The figure below shows how balance weights are placed for a typical single-cylinder engine. With an offset crank, counterweights are placed in a similar manner, with 50 percent of the weight on either side of each journal in a manner that is completely different from the other side. One side will be the crank cheek while the other side will be a counterweight welded to the flywheel as close as possible to the journal.

In relation to an ED G Crank, the balancers do their best to ensure that 50 percent of the weight to counterbalance each cylinder is on either side of the journal. In some cases this means that weight is removed or added to either side of one journal. Philosophy creeps in when someone says "add more weight to the crank cheeks." Science takes over as the balancers only add or subtract weight as required to get the optimum counterweight distrubtion possible in relation to each crank journal.

"I've heard that I should use balance factor XX" The problem with balance factors is that the relate to a combination of the engine and the motorcycle frame. Triumph spent many years changing balance factors to suit the 'new' unit construction frame in the mid sixties, partly to fix vibration problems, but also to improve acceleration. Alot of data exists on the web for balance factors to use with particular frames, engine displacements, compression ratios and engine mounting methods. None of this information applies to offset crank engines. ED G Cranks has tested various balance factors, in different frames, for various engines, from 45 to 68 percent.

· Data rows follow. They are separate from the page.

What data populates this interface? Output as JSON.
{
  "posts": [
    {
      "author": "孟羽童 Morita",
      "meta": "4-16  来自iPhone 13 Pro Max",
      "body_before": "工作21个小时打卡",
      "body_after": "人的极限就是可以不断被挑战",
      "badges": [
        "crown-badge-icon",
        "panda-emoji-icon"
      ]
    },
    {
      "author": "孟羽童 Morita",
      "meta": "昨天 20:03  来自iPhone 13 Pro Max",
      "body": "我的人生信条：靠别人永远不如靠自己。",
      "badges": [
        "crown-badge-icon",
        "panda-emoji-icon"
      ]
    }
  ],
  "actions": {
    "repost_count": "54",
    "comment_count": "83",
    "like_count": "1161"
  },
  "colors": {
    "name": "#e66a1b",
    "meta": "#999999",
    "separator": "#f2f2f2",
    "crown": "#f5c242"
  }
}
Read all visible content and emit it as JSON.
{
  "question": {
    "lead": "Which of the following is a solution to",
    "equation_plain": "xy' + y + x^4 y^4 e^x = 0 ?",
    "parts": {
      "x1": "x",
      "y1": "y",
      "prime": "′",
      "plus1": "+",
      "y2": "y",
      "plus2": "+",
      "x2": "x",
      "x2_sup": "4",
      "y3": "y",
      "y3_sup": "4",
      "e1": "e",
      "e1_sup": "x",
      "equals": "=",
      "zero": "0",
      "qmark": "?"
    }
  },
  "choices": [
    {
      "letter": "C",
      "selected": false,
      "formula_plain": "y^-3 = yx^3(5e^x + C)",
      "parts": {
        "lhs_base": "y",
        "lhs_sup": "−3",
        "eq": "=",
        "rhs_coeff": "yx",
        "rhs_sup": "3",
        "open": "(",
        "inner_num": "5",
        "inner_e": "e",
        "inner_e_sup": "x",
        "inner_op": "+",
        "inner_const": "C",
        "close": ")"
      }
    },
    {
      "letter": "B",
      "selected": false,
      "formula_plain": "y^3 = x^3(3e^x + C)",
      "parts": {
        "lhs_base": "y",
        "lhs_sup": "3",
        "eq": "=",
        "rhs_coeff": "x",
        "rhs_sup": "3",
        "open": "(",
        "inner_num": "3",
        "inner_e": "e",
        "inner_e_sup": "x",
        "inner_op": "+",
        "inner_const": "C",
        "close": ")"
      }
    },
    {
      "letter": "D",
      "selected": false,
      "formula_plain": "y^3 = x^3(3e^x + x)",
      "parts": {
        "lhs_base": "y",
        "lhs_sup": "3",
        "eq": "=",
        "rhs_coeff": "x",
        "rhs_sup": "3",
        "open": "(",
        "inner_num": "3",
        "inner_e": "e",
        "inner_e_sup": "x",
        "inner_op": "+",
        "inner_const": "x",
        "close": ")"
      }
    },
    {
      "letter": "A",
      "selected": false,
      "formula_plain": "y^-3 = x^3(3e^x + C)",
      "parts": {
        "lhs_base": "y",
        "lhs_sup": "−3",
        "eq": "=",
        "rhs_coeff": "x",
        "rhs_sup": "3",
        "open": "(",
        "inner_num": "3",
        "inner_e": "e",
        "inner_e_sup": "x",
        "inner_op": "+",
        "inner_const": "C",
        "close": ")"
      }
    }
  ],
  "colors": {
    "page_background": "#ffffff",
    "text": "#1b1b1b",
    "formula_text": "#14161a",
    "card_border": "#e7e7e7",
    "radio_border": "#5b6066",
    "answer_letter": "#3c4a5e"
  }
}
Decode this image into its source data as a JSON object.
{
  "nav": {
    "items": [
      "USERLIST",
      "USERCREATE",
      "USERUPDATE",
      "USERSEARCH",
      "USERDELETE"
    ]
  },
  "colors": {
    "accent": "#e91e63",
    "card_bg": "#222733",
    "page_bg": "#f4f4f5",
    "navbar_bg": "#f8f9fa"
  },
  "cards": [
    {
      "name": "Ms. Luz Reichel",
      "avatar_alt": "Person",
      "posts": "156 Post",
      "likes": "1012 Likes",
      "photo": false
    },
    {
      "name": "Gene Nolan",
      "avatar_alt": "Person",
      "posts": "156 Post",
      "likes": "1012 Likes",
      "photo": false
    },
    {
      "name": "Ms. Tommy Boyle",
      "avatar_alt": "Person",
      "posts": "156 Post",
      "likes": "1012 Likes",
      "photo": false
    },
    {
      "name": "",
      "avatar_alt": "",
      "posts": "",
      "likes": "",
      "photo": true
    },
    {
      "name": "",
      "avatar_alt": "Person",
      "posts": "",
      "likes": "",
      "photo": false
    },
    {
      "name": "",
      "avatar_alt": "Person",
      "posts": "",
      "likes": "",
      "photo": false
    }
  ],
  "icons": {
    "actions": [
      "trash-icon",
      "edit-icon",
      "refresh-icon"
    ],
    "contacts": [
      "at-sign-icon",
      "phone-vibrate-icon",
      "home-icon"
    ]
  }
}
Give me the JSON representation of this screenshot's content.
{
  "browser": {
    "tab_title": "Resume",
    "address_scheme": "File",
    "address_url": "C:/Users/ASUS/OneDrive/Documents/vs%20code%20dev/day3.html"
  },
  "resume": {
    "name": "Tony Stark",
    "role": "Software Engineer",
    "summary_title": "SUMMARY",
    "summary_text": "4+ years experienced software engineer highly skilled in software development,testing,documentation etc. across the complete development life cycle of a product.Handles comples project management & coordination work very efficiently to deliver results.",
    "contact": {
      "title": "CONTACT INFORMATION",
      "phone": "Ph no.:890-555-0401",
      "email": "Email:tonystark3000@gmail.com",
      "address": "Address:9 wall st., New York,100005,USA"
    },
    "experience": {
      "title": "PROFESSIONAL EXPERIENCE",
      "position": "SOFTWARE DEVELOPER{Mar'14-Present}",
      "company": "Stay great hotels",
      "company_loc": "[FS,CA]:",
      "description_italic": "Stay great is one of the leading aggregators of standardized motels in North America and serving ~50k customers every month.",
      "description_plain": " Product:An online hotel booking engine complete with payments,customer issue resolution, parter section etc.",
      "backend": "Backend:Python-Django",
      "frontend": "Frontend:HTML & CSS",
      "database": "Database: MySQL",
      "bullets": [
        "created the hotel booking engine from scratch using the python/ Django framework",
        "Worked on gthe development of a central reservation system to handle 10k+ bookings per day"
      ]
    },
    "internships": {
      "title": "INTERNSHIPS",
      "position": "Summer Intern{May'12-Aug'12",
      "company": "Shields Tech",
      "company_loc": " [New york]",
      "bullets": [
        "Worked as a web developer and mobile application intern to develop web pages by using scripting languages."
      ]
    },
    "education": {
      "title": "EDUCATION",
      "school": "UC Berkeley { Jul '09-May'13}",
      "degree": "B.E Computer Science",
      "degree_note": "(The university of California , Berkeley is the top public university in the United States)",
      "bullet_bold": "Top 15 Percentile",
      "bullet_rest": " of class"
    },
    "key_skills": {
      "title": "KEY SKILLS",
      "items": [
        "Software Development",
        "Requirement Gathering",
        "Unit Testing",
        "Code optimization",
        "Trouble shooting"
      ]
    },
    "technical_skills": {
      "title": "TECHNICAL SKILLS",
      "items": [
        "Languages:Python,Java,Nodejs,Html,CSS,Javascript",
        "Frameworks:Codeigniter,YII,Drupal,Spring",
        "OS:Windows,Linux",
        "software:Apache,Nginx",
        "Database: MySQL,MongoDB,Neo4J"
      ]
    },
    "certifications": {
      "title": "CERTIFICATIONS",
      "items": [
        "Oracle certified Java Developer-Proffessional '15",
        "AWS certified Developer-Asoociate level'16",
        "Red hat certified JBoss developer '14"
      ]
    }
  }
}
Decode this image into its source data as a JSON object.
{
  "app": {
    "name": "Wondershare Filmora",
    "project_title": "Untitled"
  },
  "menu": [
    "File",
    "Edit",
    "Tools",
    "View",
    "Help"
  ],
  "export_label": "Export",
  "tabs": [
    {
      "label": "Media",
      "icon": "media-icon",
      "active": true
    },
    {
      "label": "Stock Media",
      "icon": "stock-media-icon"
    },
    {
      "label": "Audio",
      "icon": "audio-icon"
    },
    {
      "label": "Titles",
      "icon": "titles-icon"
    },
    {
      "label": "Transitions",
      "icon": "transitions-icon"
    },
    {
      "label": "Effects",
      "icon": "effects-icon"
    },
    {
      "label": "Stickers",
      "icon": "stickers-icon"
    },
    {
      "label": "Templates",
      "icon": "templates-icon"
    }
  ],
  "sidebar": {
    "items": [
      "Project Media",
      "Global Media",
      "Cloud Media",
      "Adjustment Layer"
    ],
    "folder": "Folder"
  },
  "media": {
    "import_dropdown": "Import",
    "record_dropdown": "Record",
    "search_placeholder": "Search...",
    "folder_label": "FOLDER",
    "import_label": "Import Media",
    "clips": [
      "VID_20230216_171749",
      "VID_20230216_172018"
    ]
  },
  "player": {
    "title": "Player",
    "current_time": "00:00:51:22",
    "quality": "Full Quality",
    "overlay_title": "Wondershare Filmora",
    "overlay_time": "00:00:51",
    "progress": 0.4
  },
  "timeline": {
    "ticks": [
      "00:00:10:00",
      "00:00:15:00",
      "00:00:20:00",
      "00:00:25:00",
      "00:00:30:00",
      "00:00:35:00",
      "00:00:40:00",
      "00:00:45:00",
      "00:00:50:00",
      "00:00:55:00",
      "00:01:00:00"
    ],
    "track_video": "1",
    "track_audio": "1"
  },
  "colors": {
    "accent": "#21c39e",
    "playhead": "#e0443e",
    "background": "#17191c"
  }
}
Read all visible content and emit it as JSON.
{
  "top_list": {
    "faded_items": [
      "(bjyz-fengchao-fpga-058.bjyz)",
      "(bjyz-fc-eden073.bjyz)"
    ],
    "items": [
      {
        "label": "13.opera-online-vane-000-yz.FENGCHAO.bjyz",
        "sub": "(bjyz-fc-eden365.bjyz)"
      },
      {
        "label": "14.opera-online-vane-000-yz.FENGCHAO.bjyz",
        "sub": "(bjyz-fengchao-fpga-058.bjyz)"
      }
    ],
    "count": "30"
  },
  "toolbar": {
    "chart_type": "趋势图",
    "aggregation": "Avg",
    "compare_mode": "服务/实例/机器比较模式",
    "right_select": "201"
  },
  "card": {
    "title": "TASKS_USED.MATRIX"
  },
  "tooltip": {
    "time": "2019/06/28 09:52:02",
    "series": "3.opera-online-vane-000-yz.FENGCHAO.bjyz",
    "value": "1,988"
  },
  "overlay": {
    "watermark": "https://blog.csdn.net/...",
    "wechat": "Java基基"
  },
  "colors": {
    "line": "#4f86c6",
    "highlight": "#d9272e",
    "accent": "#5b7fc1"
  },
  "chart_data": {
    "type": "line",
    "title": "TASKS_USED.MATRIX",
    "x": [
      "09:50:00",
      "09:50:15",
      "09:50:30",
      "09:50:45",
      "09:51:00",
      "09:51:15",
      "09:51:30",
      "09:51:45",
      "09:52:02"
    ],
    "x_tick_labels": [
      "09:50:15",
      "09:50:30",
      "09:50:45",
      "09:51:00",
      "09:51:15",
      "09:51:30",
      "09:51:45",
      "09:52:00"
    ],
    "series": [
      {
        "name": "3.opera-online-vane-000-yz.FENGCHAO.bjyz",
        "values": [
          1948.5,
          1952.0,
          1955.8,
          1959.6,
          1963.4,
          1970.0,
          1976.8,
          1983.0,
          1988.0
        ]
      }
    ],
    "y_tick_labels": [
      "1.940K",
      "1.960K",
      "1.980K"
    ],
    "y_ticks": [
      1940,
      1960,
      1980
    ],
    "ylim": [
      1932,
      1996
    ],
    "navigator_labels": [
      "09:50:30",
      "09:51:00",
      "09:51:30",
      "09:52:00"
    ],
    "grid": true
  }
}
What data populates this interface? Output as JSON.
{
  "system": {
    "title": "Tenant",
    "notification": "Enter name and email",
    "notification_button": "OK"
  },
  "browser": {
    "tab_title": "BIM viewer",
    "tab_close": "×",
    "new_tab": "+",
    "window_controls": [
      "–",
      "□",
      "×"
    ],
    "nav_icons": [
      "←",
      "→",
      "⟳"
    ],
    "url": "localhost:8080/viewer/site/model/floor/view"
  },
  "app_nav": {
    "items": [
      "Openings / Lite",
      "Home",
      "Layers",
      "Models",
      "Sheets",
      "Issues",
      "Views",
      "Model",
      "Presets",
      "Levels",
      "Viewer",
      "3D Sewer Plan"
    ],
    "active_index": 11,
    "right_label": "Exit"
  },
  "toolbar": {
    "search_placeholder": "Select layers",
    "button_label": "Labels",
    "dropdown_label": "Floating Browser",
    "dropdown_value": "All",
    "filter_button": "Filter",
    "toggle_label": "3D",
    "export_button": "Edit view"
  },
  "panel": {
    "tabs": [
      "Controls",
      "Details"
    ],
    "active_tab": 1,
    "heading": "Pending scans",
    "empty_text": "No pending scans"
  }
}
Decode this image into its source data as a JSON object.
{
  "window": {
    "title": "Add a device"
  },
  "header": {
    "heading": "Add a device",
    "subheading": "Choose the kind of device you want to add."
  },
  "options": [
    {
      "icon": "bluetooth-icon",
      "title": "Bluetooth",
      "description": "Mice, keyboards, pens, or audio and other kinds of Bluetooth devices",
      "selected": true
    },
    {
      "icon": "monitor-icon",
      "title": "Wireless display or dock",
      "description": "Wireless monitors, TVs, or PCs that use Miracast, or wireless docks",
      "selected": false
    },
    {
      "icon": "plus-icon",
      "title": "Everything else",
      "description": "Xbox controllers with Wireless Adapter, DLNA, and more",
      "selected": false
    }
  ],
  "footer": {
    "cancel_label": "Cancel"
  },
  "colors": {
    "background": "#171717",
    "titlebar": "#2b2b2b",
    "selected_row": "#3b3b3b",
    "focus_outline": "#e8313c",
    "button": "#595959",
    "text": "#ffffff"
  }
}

With a 90 degree offset, 50 percent seems to work best for all of them (BSA, Norton or Triumph) no matter what frame is being used. 40 to 45 percent works well with Norton 80 degree offset cranks. Isolastic-mounted engines are far more tolerant of balance factor variations that are a few percent off while solid-mounted engines are not. Exceptions only occur for pure racing, Bonneville Salt flat engines where a narrow RPM range is required and with some pre-unit BSA and Triumphs in some years. The 1961-1962 double-downtube Triumphs may require a different balance factor but we have no experience with them or extreme high RPM-only engines. We can report experience soild and isolastic mounted Norton engines, with pre-unit BSA engines in swingarm frames and pre-unit Triumphs in both swingarm and rigid frames and 50% works with all of them.

"Can you build a crank that I can tune?" Yes, it is possible to make a crank that can be tuned, but only for testing purposes. A 'tunable' crank implies there is some way to bolt weights to either the crank cheeks or the flywheel. There are two problems with this; the bolts must be strong enough to hold counterweights in place (most are not) and you can't tell what effect changing weight in one place will have on the entire crankshaft. This process may work on a stock crank because all journals are on the same plane but it won't work on an offset crank - remember the 50-50 rule? Manufacturing tolerances of orginal components, and in the ED G Cranks process, mean that computerized equipment is required to determine accurate balance.

"What about adding slugs into the wrist pins?" If you were spending the time and money to build an all-out racer or a salt-flats record breaker it is possible to use slugs in the wrist pins of each piston to tune the crank for the best balance factor. The advantage of using this process is that there is equal weight distribution because weight is being centred on the journal. The disadvantage is the amount of weight that can be added or subtracted. Even with copper, aluminum or tungsten slugs the balance factor can only be changed by a small amount. Once the optimum balance factor is found the engine should be stripped and the weight of best slug should be used by the balancer to calculate and adjust counterweights to replicate the experimental balance factor that was found.

The best balancing is done with computer-controlled equipment, with the entire crank being taken into account this makes a tunable twin-cylinder crank more of a myth then a practical reality. My balancers also report that the balance factor range that can be adjusted on the flywheel or the wrist pin will be less then 3 percent either way. We have had to re-balance cranks for some customers because people changed pistons or because the balance factor they requested was too high. Even when building a special-purpose racing engine its best to start at 50 percent, then strip the engine and re-balance at a lower factor (such as 45 percent) with the crank mounted in a computerized balancer. If you are wrong, its easy to weld material on the crank to add weight to return it back to the way it was before, then go lower if required.

"What else can be balanced?" If reducing vibration is critical either for long-distance riding or racing then a crank should be balanced with all drive and timing gears, the alternator rotor and nuts and clips installed. If a customer desires this service it does not add to the cost of your crank but you must ship all components to Ed G Cranks for this to be done including pistons and connecting rods. At an additional change we can balance your clutch, drive sprocket and rear brake drum and sprockets (yes, separate from the wheel) to reduce any imbalance inherent in the manufacturing process. It makes a noticable difference!